This city, not long ago a big cow town, has almost nothing to hold me here but force of habit. Every one of my friends who lived through the 1990's left long ago. All of the family I cherished here died or live beyond my ability to communicate with them. The places where I made friends in the past, the nonconformist hangouts and stoner retreats, have all been bulldozed and replaced by apartments and condominiums. Great big empty hole with a house in it -- Baton Rouge from my perspective.
I'm not sure why I haven't thrown my hands up and walked away forever. The place gets in your blood. It's like vampirism. I came over here in the rain to say this. That's how much fun my house is. No wonder I spent so much time trying to open up dimensional portals. [not really... it doesn't take that much time] LOL.
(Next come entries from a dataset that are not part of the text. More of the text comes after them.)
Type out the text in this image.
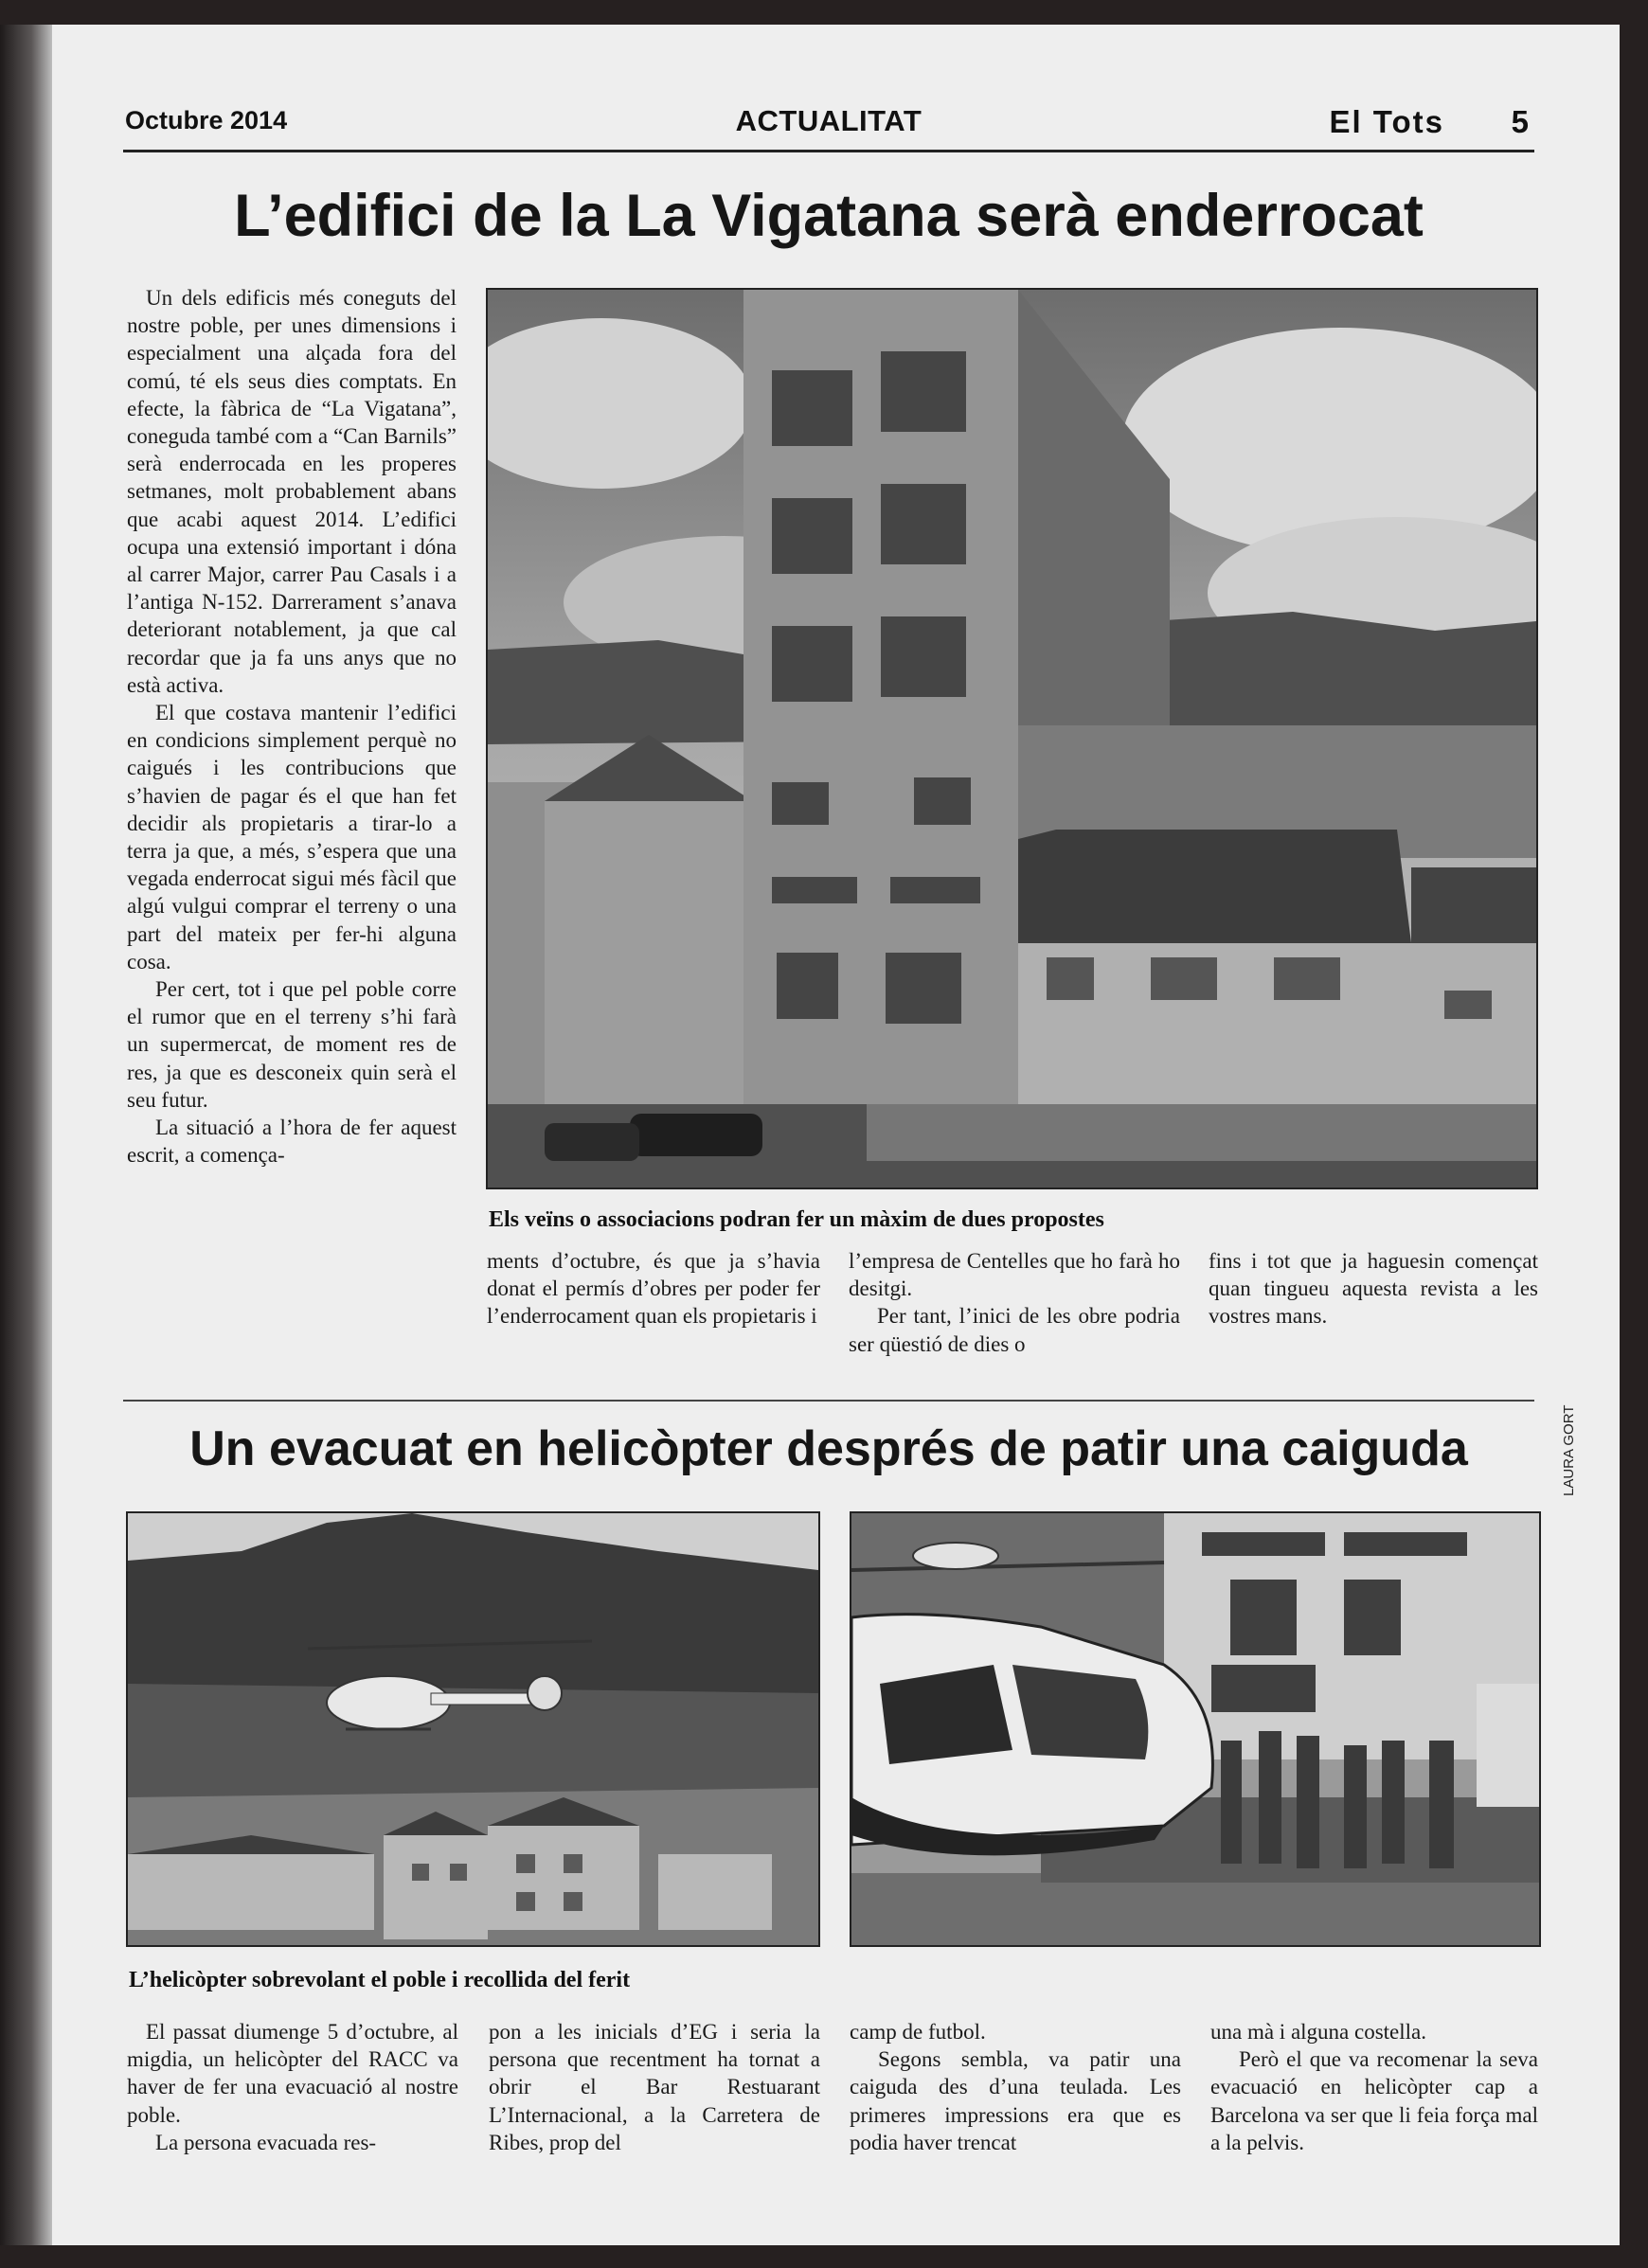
Octubre 2014	ACTUALITAT	El Tots 5
L’edifici de la La Vigatana serà enderrocat

Un dels edificis més coneguts del nostre poble, per unes dimensions i especialment una alçada fora del comú, té els seus dies comptats. En efecte, la fàbrica de “La Vigatana”, coneguda també com a “Can Barnils” serà enderrocada en les properes setmanes, molt probablement abans que acabi aquest 2014. L’edifici ocupa una extensió important i dóna al carrer Major, carrer Pau Casals i a l’antiga N-152. Darrerament s’anava deteriorant notablement, ja que cal recordar que ja fa uns anys que no està activa.

El que costava mantenir l’edifici en condicions simplement perquè no caigués i les contribucions que s’havien de pagar és el que han fet decidir als propietaris a tirar-lo a terra ja que, a més, s’espera que una vegada enderrocat sigui més fàcil que algú vulgui comprar el terreny o una part del mateix per fer-hi alguna cosa.

Per cert, tot i que pel poble corre el rumor que en el terreny s’hi farà un supermercat, de moment res de res, ja que es desconeix quin serà el seu futur.

La situació a l’hora de fer aquest escrit, a comença-

Els veïns o associacions podran fer un màxim de dues propostes

ments d’octubre, és que ja s’havia donat el permís d’obres per poder fer l’enderrocament quan els propietaris i

l’empresa de Centelles que ho farà ho desitgi.

Per tant, l’inici de les obre podria ser qüestió de dies o

fins i tot que ja haguesin començat quan tingueu aquesta revista a les vostres mans.

Un evacuat en helicòpter després de patir una caiguda	LAURA GORT
L’helicòpter sobrevolant el poble i recollida del ferit

El passat diumenge 5 d’octubre, al migdia, un helicòpter del RACC va haver de fer una evacuació al nostre poble.

La persona evacuada res-

pon a les inicials d’EG i seria la persona que recentment ha tornat a obrir el Bar Restuarant L’Internacional, a la Carretera de Ribes, prop del

camp de futbol.

Segons sembla, va patir una caiguda des d’una teulada. Les primeres impressions era que es podia haver trencat

una mà i alguna costella.

Però el que va recomenar la seva evacuació en helicòpter cap a Barcelona va ser que li feia força mal a la pelvis.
Did I miss something? I keep thinking maybe a big curtain was supposed to drop, and a beautiful young chick in a bikini would pop out and say, "Surprise! Your shit life was just a trick! Have what's behind door Number 1!" The woman never pops out. Tease.
And now for my next trick my life becomes so trivial the barest mention of it knocks people unconscious. That's what the military scientists have been hoping for all along. A powerful new Psy-Ops weapon, and the key rests in my dark, hot, empty crib. I hope they pay in dollars or snacks. I don't really need any more kind thoughts.